About Kera Elise DeLong
Last updated March 27, 2004
Age: 34
Height: 5' 10"
Weight: >0
Favorite Color: Parrish Blue
Favorite Artist: M.C. Escher
Favorite Music: Classical, Early Baroque
Life, the Universe, and Everything:
    My story is not special.  I've had the feeling that I was born with the wrong anatomy for as long as I can remember, and have been experimenting with my femininity for at least as long.  I am still very much in the closet, though I've attempted to pick the lock a million times, and will continue to do so.

     I play the part of loving husband and father most of the time, but this more feminine (real) side of me has always existed below the surface.  I am a Christian (though probably not a very good one), and I believe with all my heart in the love of Jesus Christ.

     Somehow, I am certain that my gender concerns fit into all that... I just haven't completely worked out how.  I'll let you know if I figure it out.
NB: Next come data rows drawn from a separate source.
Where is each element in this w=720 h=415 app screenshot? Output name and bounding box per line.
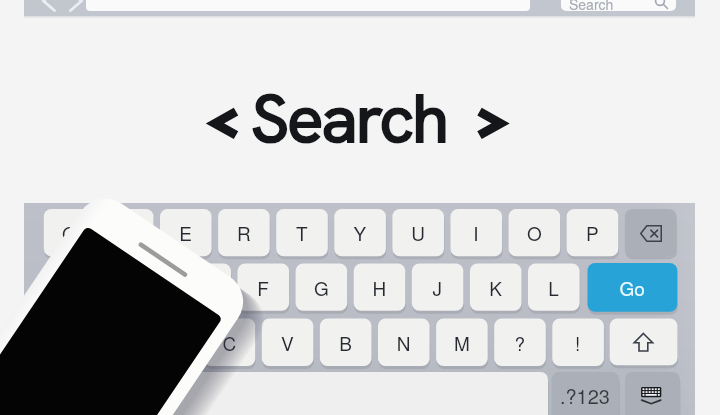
button[interactable]: Search illustration: [0, 0, 720, 415]
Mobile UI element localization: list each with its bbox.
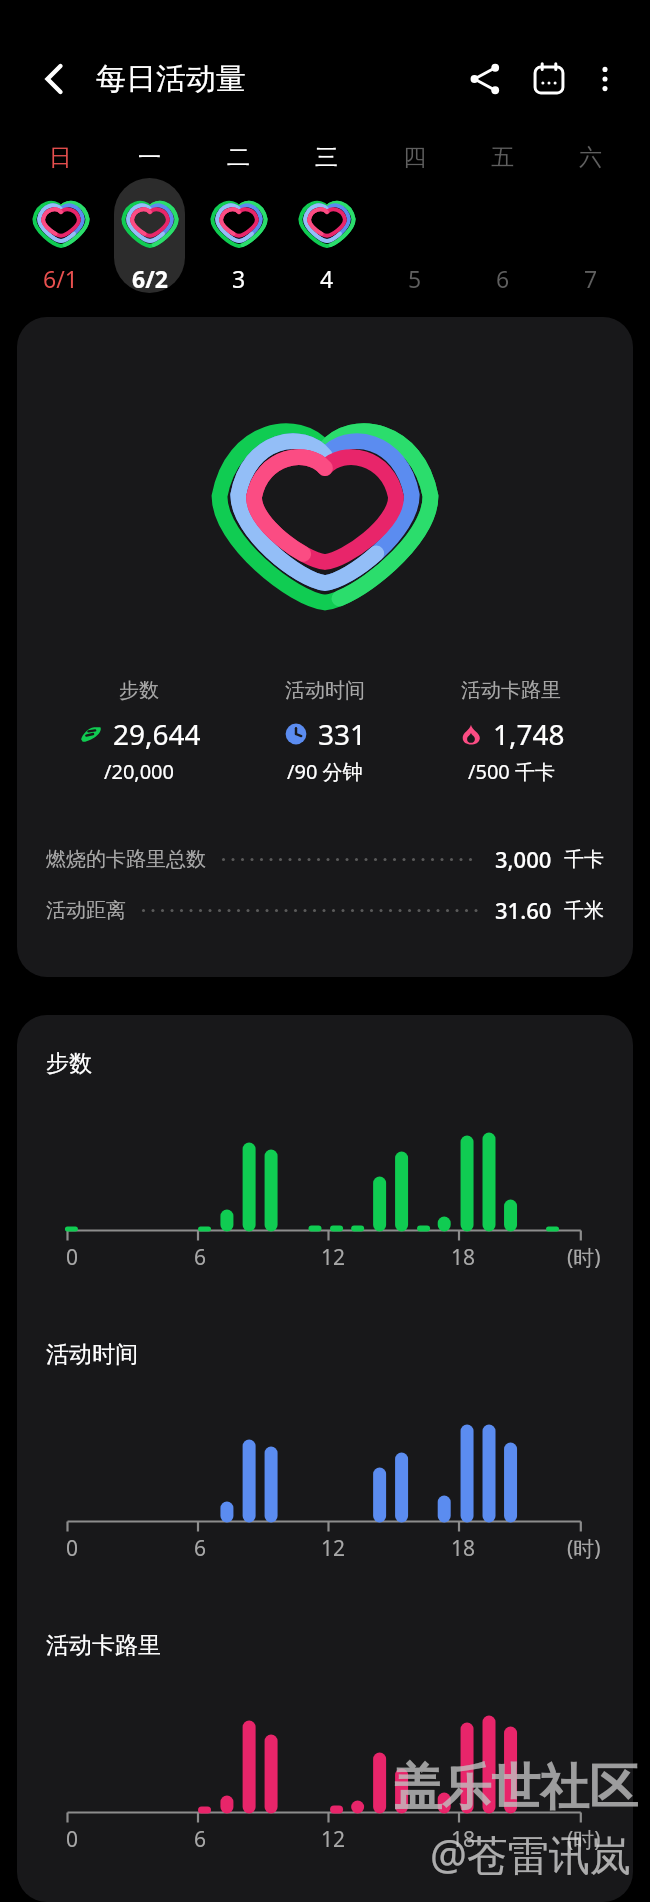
staticText: 12: [321, 1243, 346, 1272]
staticText: 12: [321, 1534, 346, 1563]
staticText: 6/2: [132, 263, 168, 293]
staticText: 5: [408, 263, 422, 293]
staticText: 活动卡路里: [461, 678, 561, 703]
staticText: /20,000: [104, 758, 174, 785]
staticText: 四: [403, 143, 426, 172]
staticText: 1,748: [493, 715, 565, 753]
staticText: 五: [491, 143, 514, 172]
button[interactable]: 二: [194, 130, 282, 245]
button[interactable]: 一: [105, 130, 194, 245]
staticText: (时): [567, 1243, 601, 1272]
staticText: 步数: [119, 678, 159, 703]
staticText: 盖乐世社区: [393, 1757, 638, 1819]
staticText: 12: [321, 1825, 346, 1854]
staticText: 0: [66, 1534, 79, 1563]
staticText: 日: [49, 143, 72, 172]
button[interactable]: 四: [370, 130, 458, 245]
staticText: 燃烧的卡路里总数: [46, 847, 206, 872]
staticText: 每日活动量: [96, 60, 246, 98]
staticText: 18: [451, 1243, 476, 1272]
staticText: 6/1: [43, 263, 78, 293]
staticText: @苍雷讯岚: [430, 1826, 631, 1882]
staticText: /500 千卡: [468, 758, 555, 785]
button[interactable]: 日: [16, 130, 105, 245]
staticText: 6: [496, 263, 510, 293]
button[interactable]: More options: [580, 54, 630, 104]
staticText: 6: [194, 1243, 207, 1272]
button[interactable]: Share: [456, 50, 514, 108]
staticText: 千卡: [564, 847, 604, 872]
staticText: 7: [584, 263, 598, 293]
staticText: 活动时间: [46, 1340, 138, 1369]
staticText: 29,644: [113, 715, 201, 753]
button[interactable]: Back: [26, 51, 82, 107]
button[interactable]: 燃烧的卡路里总数: [46, 842, 604, 876]
staticText: 活动距离: [46, 898, 126, 923]
staticText: 3: [232, 263, 246, 293]
staticText: 二: [227, 143, 250, 172]
staticText: 4: [320, 263, 334, 293]
staticText: 6: [194, 1534, 207, 1563]
staticText: 6: [194, 1825, 207, 1854]
staticText: 步数: [46, 1049, 92, 1078]
staticText: /90 分钟: [287, 758, 363, 785]
button[interactable]: Calendar: [520, 50, 578, 108]
staticText: 活动时间: [285, 678, 365, 703]
staticText: 六: [579, 143, 602, 172]
button[interactable]: 三: [282, 130, 370, 245]
staticText: 活动卡路里: [46, 1631, 161, 1660]
staticText: 18: [451, 1534, 476, 1563]
button[interactable]: 活动距离: [46, 893, 604, 927]
staticText: (时): [567, 1825, 601, 1854]
button[interactable]: 五: [458, 130, 546, 245]
staticText: 3,000: [495, 844, 552, 874]
staticText: 331: [318, 715, 367, 753]
staticText: (时): [567, 1534, 601, 1563]
staticText: 0: [66, 1825, 79, 1854]
button[interactable]: 步数: [17, 317, 633, 977]
staticText: 31.60: [495, 895, 552, 925]
staticText: 0: [66, 1243, 79, 1272]
button[interactable]: 六: [546, 130, 634, 245]
staticText: 三: [315, 143, 338, 172]
staticText: 一: [138, 143, 161, 172]
staticText: 千米: [564, 898, 604, 923]
staticText: 18: [451, 1825, 476, 1854]
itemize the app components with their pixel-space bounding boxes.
     Don't misunderstand!  I'm not all tea and crumpits, ya know.  There's a little bit of she-devil in me, and she loves a good party.  I openly admit more than a little fascination with kink... I especially LOVE corsetry (have one... but have no one to lace me up... arrghh!), and a little B&D never hurt anyone... wellll!  I'm also taken with all things "strange;" something you'll get a small taste of on my Links page.

     By nature, I am a very creative person.  I used to be an accomplished musician, and still bear the common traits.  I studied classical violin and majored in Music in college.  I play (or played) a number of instruments through the course of my development including keyboard, electric bass, all the major strings, a number of wind instruments and some percussion.  Sadly, I have forgotten most of it.

     Just recently bought a new synth - okay, it's not new... but I'm in love anyhow!  It's a board that I lusted after as a kid, but could never get my hands on... a Yamaha DX7.  Next, I plan to pick up a new Bass (don't know what kind yet), and begin to relearn the things I used to know.  I would love nothing more than to get a little group together (possibly a "girl band..." hee hee) just for kicks and maybe eventually a gig or two.

     My real hope is to find some things in which I can incorporate my femininity.  To date, my life has traveled so far off that path, that I can't even see the old road anymore.  It's gotten to a point where I've started to question whether I have a life, or if I am just a pawn in someone else' life.  I don't like that feeling, and I desperately want to recapture a few small pieces of me.

     I hope this gives you a little picture of Kera.  I know it's not the traditional bio, but I think it says a lot more about who I am than a list of stats ever could.  Anyhow, if you've ever read a TG bio, you've heard most of the anecdotes I would be sharing!  Who said there's no such thing as the "Collective Conscious??"